The point is while we probably will not use that name for a while, the model is this.
All change (and crisis) brings resistance.
Your mind likely reacts with fear because it perceives the change as a loss of life and liberty in its current form, in some way.
So it reacts like it does when it’s grieving.
Denial.
Anger.
Bargaining.
Depression.
Acceptance!
That’s how we think all crisis (or change) communication works. And we put our time and actual dollars into developing that thinking.
Emotionally intelligent thinking.
Then a year ago, we started a podcast. A digital marketing firm that came to the party a decade too late, or so we thought. So we had to bring something special.
The something special was a hook.
We called it The 4 am Report, and we asked marketers and entrepreneurs, ‘what keeps you up at night?’ Dude, is that ever a loaded question right now.
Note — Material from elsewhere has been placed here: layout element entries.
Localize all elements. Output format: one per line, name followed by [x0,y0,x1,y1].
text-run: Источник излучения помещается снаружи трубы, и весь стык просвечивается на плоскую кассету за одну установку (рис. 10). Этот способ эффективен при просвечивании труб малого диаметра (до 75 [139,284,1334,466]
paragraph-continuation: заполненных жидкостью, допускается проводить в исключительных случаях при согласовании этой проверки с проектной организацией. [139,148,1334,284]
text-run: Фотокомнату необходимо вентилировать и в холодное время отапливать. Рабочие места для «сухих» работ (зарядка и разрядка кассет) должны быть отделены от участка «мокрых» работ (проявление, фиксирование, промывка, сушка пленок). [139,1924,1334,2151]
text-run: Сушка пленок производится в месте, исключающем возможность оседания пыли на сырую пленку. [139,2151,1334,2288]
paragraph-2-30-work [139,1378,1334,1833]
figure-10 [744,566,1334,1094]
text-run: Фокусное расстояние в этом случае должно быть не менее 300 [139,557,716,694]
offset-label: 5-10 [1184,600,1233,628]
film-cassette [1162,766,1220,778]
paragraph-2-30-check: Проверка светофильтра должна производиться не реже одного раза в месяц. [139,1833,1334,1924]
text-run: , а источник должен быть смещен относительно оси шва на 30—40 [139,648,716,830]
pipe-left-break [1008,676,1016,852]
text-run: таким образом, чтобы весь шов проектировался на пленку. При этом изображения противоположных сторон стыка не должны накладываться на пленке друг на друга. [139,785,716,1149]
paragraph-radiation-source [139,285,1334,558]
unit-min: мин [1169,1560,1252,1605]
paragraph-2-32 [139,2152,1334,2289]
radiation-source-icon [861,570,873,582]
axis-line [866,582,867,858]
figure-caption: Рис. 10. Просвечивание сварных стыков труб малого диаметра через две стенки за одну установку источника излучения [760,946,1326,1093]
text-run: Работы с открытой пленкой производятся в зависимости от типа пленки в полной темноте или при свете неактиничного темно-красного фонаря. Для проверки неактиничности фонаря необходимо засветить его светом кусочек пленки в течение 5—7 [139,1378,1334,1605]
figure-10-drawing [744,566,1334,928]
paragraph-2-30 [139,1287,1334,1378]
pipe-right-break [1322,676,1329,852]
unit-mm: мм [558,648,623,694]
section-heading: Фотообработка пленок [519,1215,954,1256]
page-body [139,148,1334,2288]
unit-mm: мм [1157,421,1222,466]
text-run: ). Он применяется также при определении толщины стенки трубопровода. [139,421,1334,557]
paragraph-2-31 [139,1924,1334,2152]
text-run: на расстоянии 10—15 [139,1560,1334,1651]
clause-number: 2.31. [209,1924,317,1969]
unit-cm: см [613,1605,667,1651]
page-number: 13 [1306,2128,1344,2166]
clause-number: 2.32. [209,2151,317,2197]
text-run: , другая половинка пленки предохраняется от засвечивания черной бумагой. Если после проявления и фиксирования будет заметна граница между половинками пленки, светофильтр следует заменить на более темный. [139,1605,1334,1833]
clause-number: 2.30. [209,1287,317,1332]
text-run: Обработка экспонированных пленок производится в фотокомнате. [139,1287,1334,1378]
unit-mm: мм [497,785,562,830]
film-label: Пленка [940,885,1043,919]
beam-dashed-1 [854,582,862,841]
And we’ve lived up to that emotionally intelligent responsibility as well.
Why?
A deep understanding of headspace.
That comes from years of mental health issues that were never understood.
From being dismissed, on multiple levels.
From knowing quite clearly what we didn’t want, even if we had no clear clue
what we did want.
When you start with the acceptance, emotionally intelligent communication gets very easy. (That’s what our change management framework was all about.)
And then demographics and psychographics start to MEAN something.
Here’s Will’s example. So you say your audience avatar is a 40 year old mom of 3. She’s obviously employed and had a particular kind of life up until very recently.
NOW that’s completely changed.
That same lady is homeschooling her 3 kids.
Failing on multiple deadlines.
Trying to cook and clean and second guess whether delivery is entirely safe.
And probably discovering she doesn’t like her partner very much as a person 😉
That’s a whole other person.
Does your marketing get that?
Probably not.
Figure out how to make it happen. Emotionally intelligent communication is all that matters in this moment.